Supervisors Terra Lawson-Remer and Nora Vargas introduced the proposal supporting an update to the state constitution to codify the right to choose.
“It is time for California to enshrine the right to choose in our state constitution,” Lawson-Remer said. “We cannot stand by as people across our nation are stripped of our rights, and the progress so many have fought for is erased. We can build a firewall in the California state constitution and be a beacon of safe and legal abortion access.”
Before voting on Tuesday, Vargas said she remembered fighting for resources and access 25 years ago, “and here we are now, where women may not have access to legal abortion in the United States.”

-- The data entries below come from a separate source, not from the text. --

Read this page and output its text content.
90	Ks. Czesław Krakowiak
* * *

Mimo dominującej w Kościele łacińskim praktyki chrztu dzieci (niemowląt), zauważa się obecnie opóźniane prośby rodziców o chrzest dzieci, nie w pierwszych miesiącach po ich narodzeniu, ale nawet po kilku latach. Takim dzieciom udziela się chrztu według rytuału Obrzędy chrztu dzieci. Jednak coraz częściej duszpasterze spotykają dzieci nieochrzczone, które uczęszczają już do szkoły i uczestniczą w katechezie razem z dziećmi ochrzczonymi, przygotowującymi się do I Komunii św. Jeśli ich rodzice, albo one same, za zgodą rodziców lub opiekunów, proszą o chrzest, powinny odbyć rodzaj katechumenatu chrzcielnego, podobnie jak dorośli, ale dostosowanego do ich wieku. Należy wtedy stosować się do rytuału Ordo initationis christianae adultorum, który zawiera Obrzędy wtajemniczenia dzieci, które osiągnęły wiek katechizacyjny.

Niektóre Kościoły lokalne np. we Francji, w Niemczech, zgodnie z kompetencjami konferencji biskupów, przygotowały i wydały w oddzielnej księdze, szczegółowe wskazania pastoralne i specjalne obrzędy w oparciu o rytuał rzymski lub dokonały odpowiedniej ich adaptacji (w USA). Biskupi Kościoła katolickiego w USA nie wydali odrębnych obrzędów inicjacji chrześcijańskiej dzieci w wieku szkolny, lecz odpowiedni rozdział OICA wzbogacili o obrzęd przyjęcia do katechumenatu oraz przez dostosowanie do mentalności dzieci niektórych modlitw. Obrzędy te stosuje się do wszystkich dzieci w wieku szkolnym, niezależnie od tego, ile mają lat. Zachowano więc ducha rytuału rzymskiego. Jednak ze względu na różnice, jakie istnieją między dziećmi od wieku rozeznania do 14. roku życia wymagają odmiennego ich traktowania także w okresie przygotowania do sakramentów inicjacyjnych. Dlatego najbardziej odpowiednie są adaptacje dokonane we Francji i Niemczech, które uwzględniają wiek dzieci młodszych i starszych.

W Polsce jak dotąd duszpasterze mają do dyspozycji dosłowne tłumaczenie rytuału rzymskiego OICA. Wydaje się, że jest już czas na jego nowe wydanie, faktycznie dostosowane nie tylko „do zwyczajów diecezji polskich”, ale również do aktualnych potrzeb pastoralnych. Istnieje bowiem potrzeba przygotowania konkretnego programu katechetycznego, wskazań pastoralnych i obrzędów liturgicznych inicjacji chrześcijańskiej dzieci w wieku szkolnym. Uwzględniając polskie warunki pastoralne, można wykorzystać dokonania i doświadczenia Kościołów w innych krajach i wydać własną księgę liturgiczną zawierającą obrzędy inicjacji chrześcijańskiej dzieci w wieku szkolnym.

Vargas, board vice chairwoman, added that were it not for reproductive freedom, women wouldn’t be in elected office or leading corporations.
Lawson-Remer noted that if the Supreme Court overturns the right to choose on abortion, contraception and marriage equality may be next.
Desmond, who voted no, said the county should support unwed pregnant mothers, and he had no problem with reviewing barriers to health care. However, Desmond said couldn’t support a second recommendation that mentioned abortion itself, especially if it possibly involved a late-term procedure.
Desmond added that even if the Supreme Court overturns Roe v. Wade, nothing will change in San Diego County in terms of access.
Gov. Gavin Newsom, Assembly Speaker Anthony Rendon, D-Lakewood, and Senate President Pro Tempore Toni Atkins, D-San Diego, released a statement on May 2 that they would propose “an amendment to enshrine the right to choose in our state constitution so that there is no doubt as to the right to abortion in this state.”
“We know we can’t trust the Supreme Court to protect reproductive rights, so California will build a firewall around this right in our state constitution,” the statement said. “Women will remain protected here.”
On Friday, the Los Angeles City Council passed a resolution 11-0 calling for legislation to codify the right to safe abortions in California and throughout the United States. Once signed by Mayor Eric Garcetti, it would formalize the city’s support for any proposed legislation that would codify the right to safe abortion into law and urge the state and federal governments to take immediate action to pass the legislation.